If you don’t do your homework to see which plan best suits your medical needs, then you could be paying far more than you need to (Sean Williams The Motley Fool).
4. Not having a retirement withdrawal plan in place
A final Medicare mistake that could cost you is not preparing a retirement withdrawal plan long before you hang up your work gloves for good.
Saving up for retirement and investing wisely is a lot of hard work, and we’d like to think that when we retire, that hard work ends. Unfortunately, your income and your budget will change when you retire. If you haven’t laid out a plan as to how much money you plan to withdraw each year from your retirement accounts, then you run the risk of not only burning through your nest egg and outliving your money, but also inadvertently increasing your monthly Medicare premiums.

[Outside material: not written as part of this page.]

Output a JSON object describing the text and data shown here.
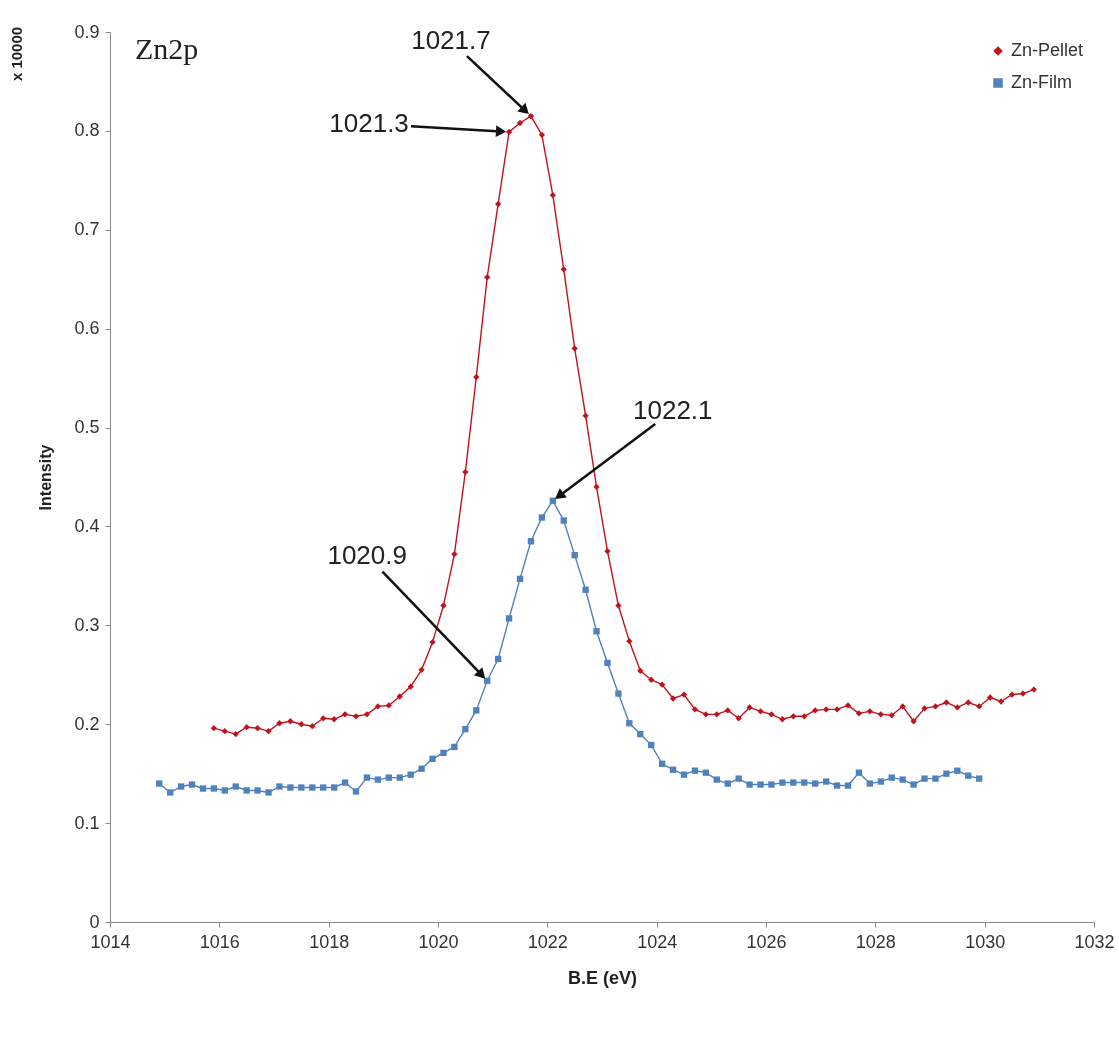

While it’s not a well-known fact, wealthier individuals and joint-filers pay more for their Part B and Part D premiums than lower-earning retirees. Individuals earning more than $85,000 annually, along with joint-filers bringing home more than $170,000, face Medicare surcharges. If you aren’t paying attention to withdrawals from a 401(k) or the sale of stock from a personal investment account, then you could inadvertently push yourself over this annual income limit and add surcharges to your monthly Medicare premiums.
There are two fairly simple solutions to consider. First, have a withdrawal plan in place! Estimate what your expenses will be during retirement and plan how you’ll withdraw money from your retirement accounts during your golden years. A withdrawal plan should keep you safe from nasty tax surprises.
Secondly, strongly consider using a Roth IRA to your advantage. A Roth IRA allows your money to grow completely tax-free for life, assuming you fall under the income limitations to contribute. Not only will a Roth IRA provide extra income during retirement that can help you pay your share of medical expenses, but eligible withdrawals from a Roth IRA do not count toward income earned. This should help you stay below the income limits that would trigger a Medicare surcharge (Sean Williams The Motley Fool).
5. Missing the deadline to sign up after you leave your job
If you’re still working at age 65 and have health insurance coverage through your employer, you probably don’t have to sign up for Medicare. That will allow you to avoid Part B premiums. But if you leave your job, you need to enroll within eight months. Otherwise, you may have to wait until the next enrollment period. That means you could go for several months without coverage. You may also get hit with the 10% lifetime late-enrollment penalty (Sandra Block Kiplinger.com).